- Battle of Thasos (829): Part of the Arab–Byzantine wars
| Date | October 829 |
| Location | Off Thasos |
| Result | Cretan victory |

Belligerents
- Byzantine Empire: Emirate of Crete

Strength
- Uknown: Unknown

Casualties and losses
- Almost all: Unknown

= Battle of Thasos =

829 battle

The Battle of Thasos was fought on October 829, between the fleets of the Byzantine Empire and the newly founded Emirate of Crete.
==Background==
On 824 or 827, Andalusian fugitives were expelled from Alexandria and left for the island of Crete. The fugitive leader, Abu Hafs, occupied the island. He founded the city of Chandax, which became its capital. The Byzantines were aware of the danger Crete poses to them. Soon they dispatched two expeditions in 826 and 828 but were defeated.
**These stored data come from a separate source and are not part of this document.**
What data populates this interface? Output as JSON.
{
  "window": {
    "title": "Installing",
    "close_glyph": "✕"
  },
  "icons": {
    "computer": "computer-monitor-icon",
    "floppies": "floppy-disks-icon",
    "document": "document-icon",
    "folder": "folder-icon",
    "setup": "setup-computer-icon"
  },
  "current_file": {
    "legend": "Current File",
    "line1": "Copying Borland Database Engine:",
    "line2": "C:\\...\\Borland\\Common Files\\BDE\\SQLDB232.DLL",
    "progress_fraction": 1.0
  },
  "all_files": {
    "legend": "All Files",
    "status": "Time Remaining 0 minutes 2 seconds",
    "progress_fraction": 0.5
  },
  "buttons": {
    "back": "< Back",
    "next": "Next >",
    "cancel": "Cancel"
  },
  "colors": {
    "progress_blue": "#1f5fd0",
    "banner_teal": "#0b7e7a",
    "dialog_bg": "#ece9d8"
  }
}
In 829, after the death of the Byzantine emperor Michael II, the Arabs became a serious threat to Byzantium. They ravaged the coasts of Asia Minor, devastated the maritime part of the Thracian theme, and took the population captive. The Arabs even advanced as far as Mount Iatros, famous for its monasteries.
==Battle and Aftermath==
In October of 829, a Byzantine imperial fleet during this time was returning from Sicily. They encountered the Cretan Arabs off the island of Thasos. The Cretan Arabs scored a major victory: Theophanes Continuatus records that almost the entire imperial fleet was lost. This success opened up the Aegean to the Saracens' raids. The Cyclades and other islands were pillaged, and Mount Athos was so devastated that it was deserted for a long time.